Rorty clears up a whole number of popular misunderstandings5
After studying philosophy of science and social science for 2 years at degree level, and struggling to find words that said what I wanted, this book came as a huge relief to me.

Rorty sucessfully manages to cut a gulf between the idea of language as a tool and the descent into the popular misrepresentation that this is often given by people who misunderstand it.

"We need to make a distinction between the claim that the world is out there and the claim that truth is out there. To say that the world is out there, ..., is to say with common sense, that most things in space and time are the effects of causes which do not include human mental states. To say that truth is not out there is simply to say that where there are no sentences there is no truth, that sentences are elements of human languages, and that human languages are human creations.... The world is out there, but descriptions of the world are not."

Dazzlingly useful clarifications like this, which come on every page, make this one of the most rewarding books I have ever read.

A good resource for use and abuse.3
An amiable work that skillfully countervails the pretentious self-importance that pervades the chic pseudo-disciplines of "culural studies," "deconstructionism," and whatever other shallow fare that is served up these days under the auspices of "post-modernism." However, readers of a genuinely philosophical temper may recoil at Rorty's glaringly tendentious engagement with the likes of Heidegger, Nietzsche and Wittgenstein.
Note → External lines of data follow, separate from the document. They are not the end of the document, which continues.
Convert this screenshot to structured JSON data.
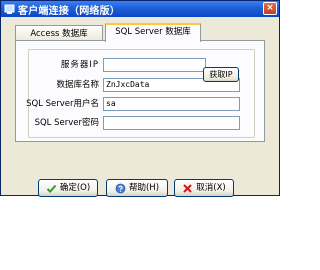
{
  "window": {
    "title": "客户端连接（网络版）",
    "close_label": "×"
  },
  "tabs": [
    {
      "label": "Access 数据库",
      "active": false
    },
    {
      "label": "SQL Server 数据库",
      "active": true
    }
  ],
  "form": {
    "server_ip": {
      "label": "服务器IP",
      "value": ""
    },
    "fetch_ip_label": "获取IP",
    "database_name": {
      "label": "数据库名称",
      "value": "ZnJxcData"
    },
    "username": {
      "label": "SQL Server用户名",
      "value": "sa"
    },
    "password": {
      "label": "SQL Server密码",
      "value": ""
    }
  },
  "buttons": {
    "ok": "确定(O)",
    "help": "帮助(H)",
    "cancel": "取消(X)"
  },
  "colors": {
    "titlebar": "#0a46c7",
    "dialog_bg": "#ece9d8",
    "tab_highlight": "#ffc83c",
    "ok_icon": "#2e9b2e",
    "cancel_icon": "#d01818"
  }
}
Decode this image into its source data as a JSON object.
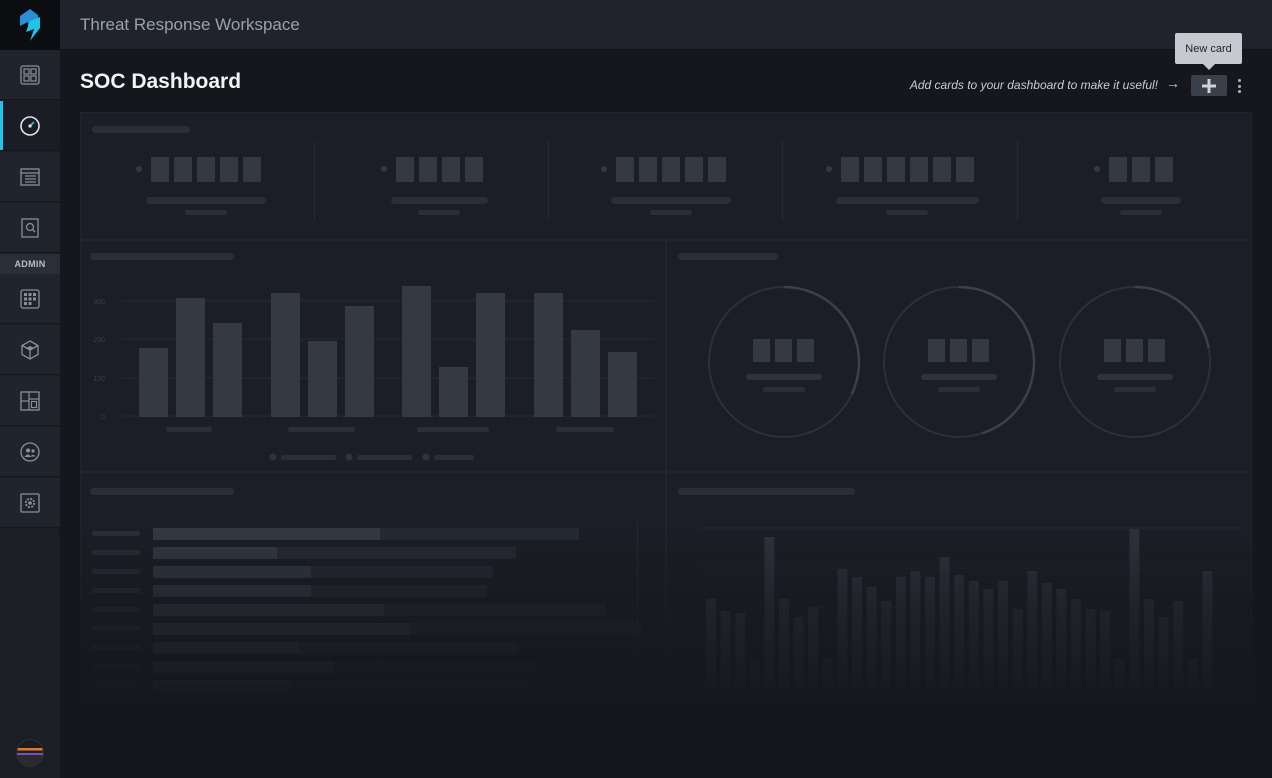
{
  "app": {
    "workspace_title": "Threat Response Workspace"
  },
  "sidebar": {
    "admin_label": "ADMIN",
    "items": [
      {
        "name": "dashboards-grid-icon"
      },
      {
        "name": "gauge-icon",
        "active": true
      },
      {
        "name": "incidents-list-icon"
      },
      {
        "name": "search-report-icon"
      },
      {
        "name": "apps-grid-icon"
      },
      {
        "name": "cube-icon"
      },
      {
        "name": "layout-icon"
      },
      {
        "name": "users-icon"
      },
      {
        "name": "gear-icon"
      }
    ]
  },
  "header": {
    "page_title": "SOC Dashboard",
    "hint": "Add cards to your dashboard to make it useful!",
    "arrow": "→",
    "tooltip": "New card"
  },
  "placeholder_chart": {
    "y_ticks": [
      "300",
      "200",
      "100",
      "0"
    ]
  },
  "colors": {
    "accent": "#20c4e6",
    "background": "#15171c",
    "panel": "#1b1e26",
    "skeleton": "#333843"
  }
}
Beneath the generally helpful suggestions concerning the self-image of non-theistic liberal intellectuals is a lot of fluff which passes for self-evident profundity among those lacking the severity appropriate to philosophers.

Rorty's Greatest Postmodern Book5
In _Contingency, Irony, and Solidarity_, Rorty explores the end of objective realism due to linguistic faults in our language. I find Rorty's claims insightful and stimulating in this book, which is what we except from such a writer. In the book, Rorty examines the issue of our personal contingencies, and how the ideas that we have based on those contingencies should immediately placed under suspicion.